Wireless networks require the same kinds of analytical and diagnostic tools as any other LAN to maintain, optimize, and secure network functions, with one notable exception. In a LAN environment, all signals are conducted over fixed, well-defined, and “electrically stable” network of cables. This is in stark contrast to wireless networks, where signals transmit using radio frequency (RF) technology. Radio frequency waves propagate outward in all directions from their source and are sensitive to disruption or interference. The quality of the transmitted signal varies over time and space, even if the source and destination remain fixed. The path between the source and destination also has a significant impact on the quality of the resulting communication. Open propagation of data means that anyone can receive the data, even those not “connected” to the network, making security a far bigger issue for WLANs. The use of unlicensed spectrum by 802.11 also increases its vulnerability to interference because it must share its available bandwidth with non-802.11 devices, including Bluetooth, cordless telephones, and microwave ovens.

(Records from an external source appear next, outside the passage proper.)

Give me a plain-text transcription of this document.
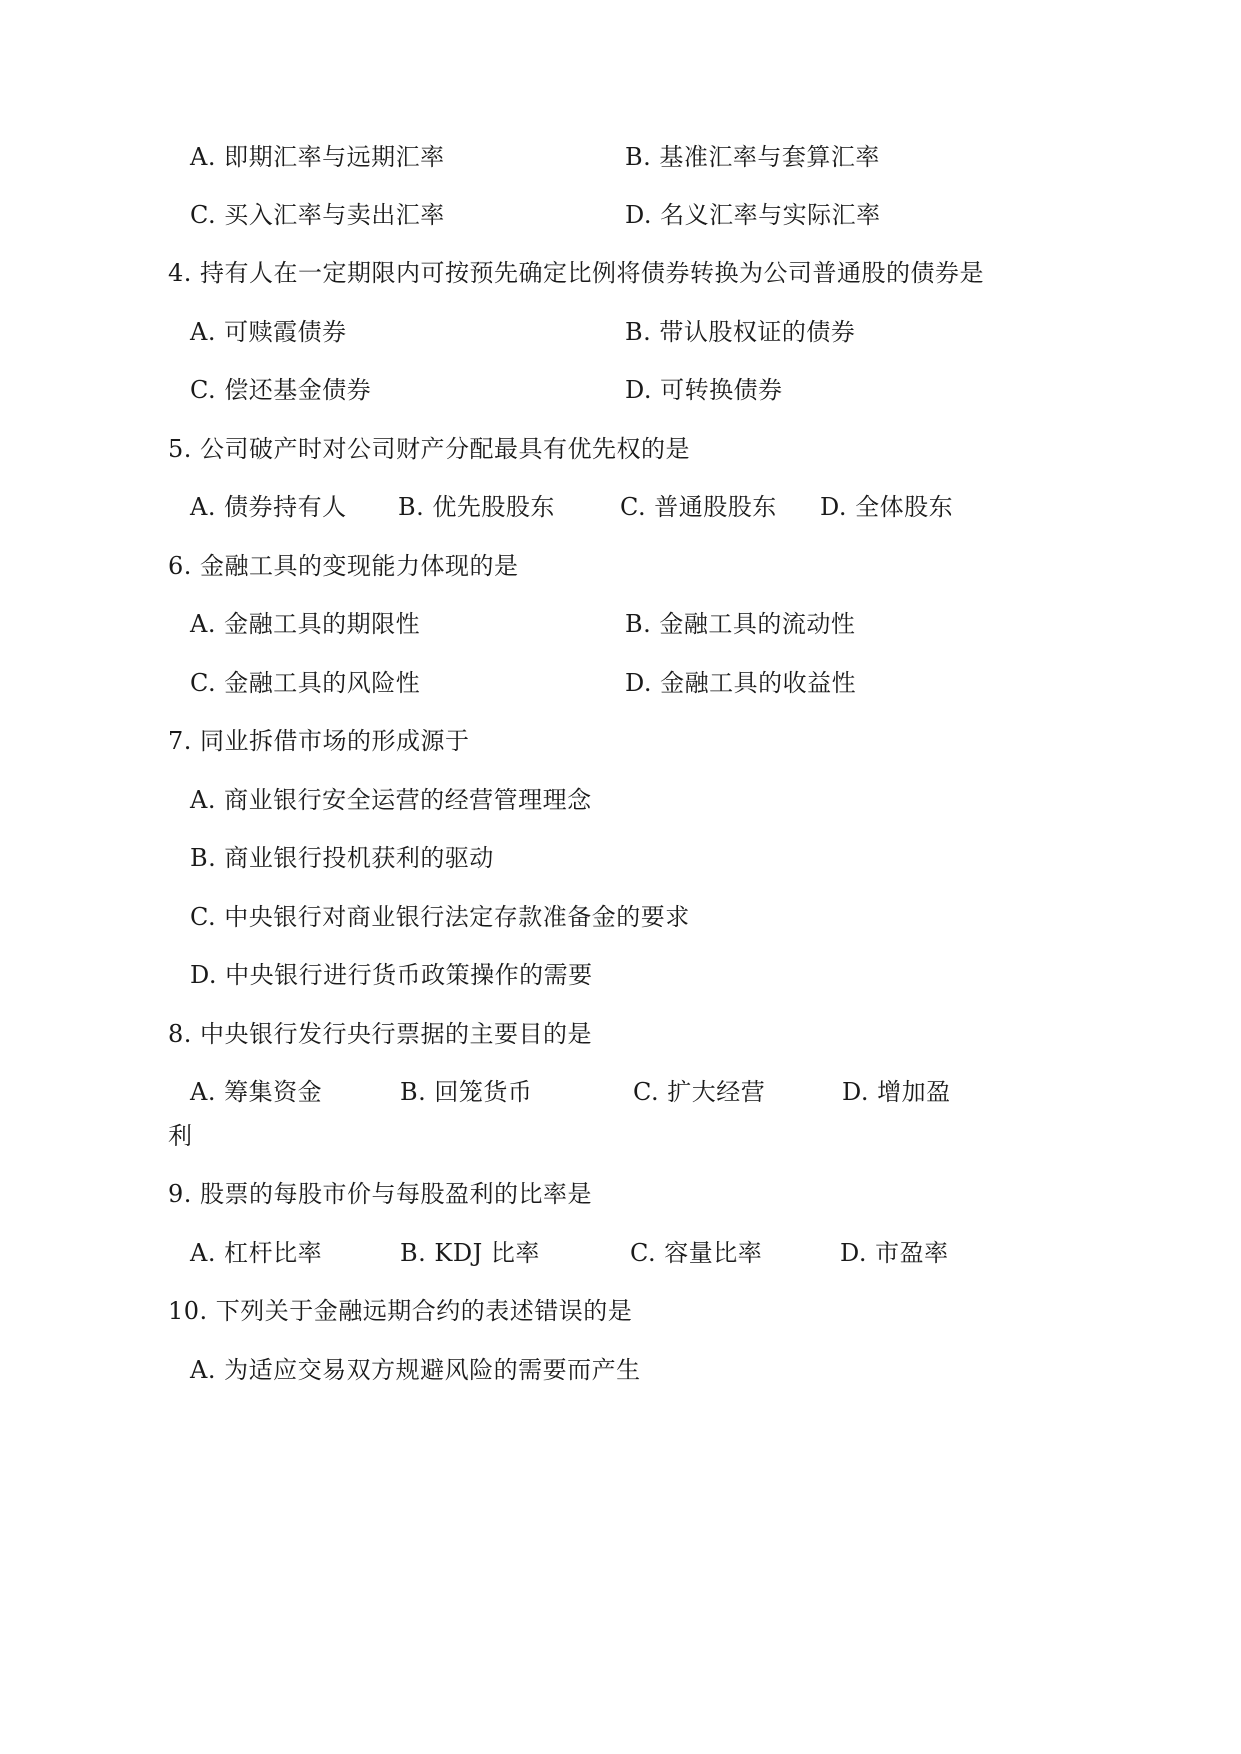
A. 即期汇率与远期汇率	B. 基准汇率与套算汇率
C. 买入汇率与卖出汇率	D. 名义汇率与实际汇率
4. 持有人在一定期限内可按预先确定比例将债券转换为公司普通股的债券是
A. 可赎霞债券	B. 带认股权证的债券
C. 偿还基金债券	D. 可转换债券
5. 公司破产时对公司财产分配最具有优先权的是
A. 债券持有人 B. 优先股股东	C. 普通股股东 D. 全体股东
6. 金融工具的变现能力体现的是
A. 金融工具的期限性	B. 金融工具的流动性
C. 金融工具的风险性	D. 金融工具的收益性
7. 同业拆借市场的形成源于
A. 商业银行安全运营的经营管理理念
B. 商业银行投机获利的驱动
C. 中央银行对商业银行法定存款准备金的要求
D. 中央银行进行货币政策操作的需要
8. 中央银行发行央行票据的主要目的是
A. 筹集资金	B. 回笼货币	C. 扩大经营	D. 增加盈
利
9. 股票的每股市价与每股盈利的比率是
A. 杠杆比率	B. KDJ 比率	C. 容量比率	D. 市盈率
10. 下列关于金融远期合约的表述错误的是
A. 为适应交易双方规避风险的需要而产生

Fortunately, the 802.11 WLAN standard offers even more data to packet analysis than any of the other members of the 802 family of protocols. WildPackets products enable the creation of highly flexible, cost-effective wireless network analysis solutions. OmniPeek is a comprehensive wired and wireless network analyzer with complete support for IEEE 802.11 wireless LAN protocols. Real-time expert analysis provides an advanced set of expert troubleshooting and diagnostic capabilities.

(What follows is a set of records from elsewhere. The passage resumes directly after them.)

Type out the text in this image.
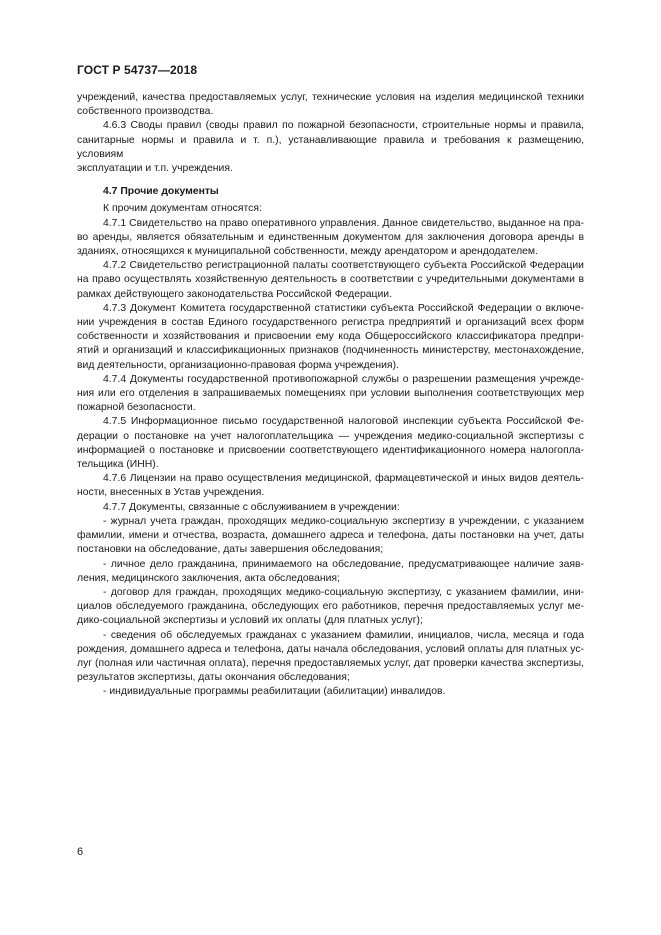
ГОСТ Р 54737—2018
учреждений, качества предоставляемых услуг, технические условия на изделия медицинской техники
собственного производства.
4.6.3 Своды правил (своды правил по пожарной безопасности, строительные нормы и правила,
санитарные нормы и правила и т. п.), устанавливающие правила и требования к размещению, условиям
эксплуатации и т.п. учреждения.
4.7 Прочие документы
К прочим документам относятся:
4.7.1 Свидетельство на право оперативного управления. Данное свидетельство, выданное на пра-
во аренды, является обязательным и единственным документом для заключения договора аренды в
зданиях, относящихся к муниципальной собственности, между арендатором и арендодателем.
4.7.2 Свидетельство регистрационной палаты соответствующего субъекта Российской Федерации
на право осуществлять хозяйственную деятельность в соответствии с учредительными документами в
рамках действующего законодательства Российской Федерации.
4.7.3 Документ Комитета государственной статистики субъекта Российской Федерации о включе-
нии учреждения в состав Единого государственного регистра предприятий и организаций всех форм
собственности и хозяйствования и присвоении ему кода Общероссийского классификатора предпри-
ятий и организаций и классификационных признаков (подчиненность министерству, местонахождение,
вид деятельности, организационно-правовая форма учреждения).
4.7.4 Документы государственной противопожарной службы о разрешении размещения учрежде-
ния или его отделения в запрашиваемых помещениях при условии выполнения соответствующих мер
пожарной безопасности.
4.7.5 Информационное письмо государственной налоговой инспекции субъекта Российской Фе-
дерации о постановке на учет налогоплательщика — учреждения медико-социальной экспертизы с
информацией о постановке и присвоении соответствующего идентификационного номера налогопла-
тельщика (ИНН).
4.7.6 Лицензии на право осуществления медицинской, фармацевтической и иных видов деятель-
ности, внесенных в Устав учреждения.
4.7.7 Документы, связанные с обслуживанием в учреждении:
- журнал учета граждан, проходящих медико-социальную экспертизу в учреждении, с указанием
фамилии, имени и отчества, возраста, домашнего адреса и телефона, даты постановки на учет, даты
постановки на обследование, даты завершения обследования;
- личное дело гражданина, принимаемого на обследование, предусматривающее наличие заяв-
ления, медицинского заключения, акта обследования;
- договор для граждан, проходящих медико-социальную экспертизу, с указанием фамилии, ини-
циалов обследуемого гражданина, обследующих его работников, перечня предоставляемых услуг ме-
дико-социальной экспертизы и условий их оплаты (для платных услуг);
- сведения об обследуемых гражданах с указанием фамилии, инициалов, числа, месяца и года
рождения, домашнего адреса и телефона, даты начала обследования, условий оплаты для платных ус-
луг (полная или частичная оплата), перечня предоставляемых услуг, дат проверки качества экспертизы,
результатов экспертизы, даты окончания обследования;
- индивидуальные программы реабилитации (абилитации) инвалидов.
6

Features include the following:

• Full 802.11 WLAN protocol decodes

• Multi-NIC support

• Distributed operation with wireless probes or AP capture adapters

• Display of data rate, channel, and signal strength for each packet

• SSID tree of nodes

• Expert analysis of network performance in real time, including VoIP expert diagnoses and wireless problem events

• Designation of nodes as Trusted, Known, and Unknown identifies rogue APs easily

• Expert ProblemFinder settings that include description, possible causes, and possible remedies

• Peer Map, which is a continuously updated graphical view of traffic between pairs of network nodes, showing volume, protocol, node address, and node type

• Alarms, triggers, and notifications, all user-definable

• Security audit template with predefined security audit filters

• Scan/surf by channels, ESSID or BSSID

• VoIP analysis tools

• Application performance tools

• Forensics analysis

You can learn more about this product and company online at www.wildpackets.com/ products/network_analysis_and_monitoring/omnipeek_network_analyzer.

Wireshark

Wireshark is the world’s foremost network protocol analyzer. It enables you to capture and interactively browse the traffic running on a computer network. It is the de facto (and often de jure) standard across many industries and educational institutions.

Wireshark development thrives because of the contributions of networking experts across the globe. It is the continuation of a project that started in 1998.

Wireshark has a rich feature set that includes the following:

• Deep inspection of hundreds of protocols, with more being added all the time

• Live capture and offline analysis

• Standard three-pane packet browser

• Multi-platform: runs on Windows, Linux, OS X, Solaris, FreeBSD, NetBSD, and many others

• Captured network data can be browsed via a GUI or via the TTY-mode TShark utility

• The most powerful display filters in the industry

• Rich VoIP analysis

• Decryption support for many protocols, including IPsec, ISAKMP, Kerberos, SNMPv3, SSL/TLS, WEP, and WPA/WPA2

• Coloring rules can be applied to the packet list for quick, intuitive analysis

You can learn more about this product and company online at www.wireshark.org/.


Note

You can use other wireless tools, such as KisMET and KisMAC, which are wireless AP locators and include support for GPS location and positioning, to create maps of all known, open wireless APs in a city, building, or your neighborhood.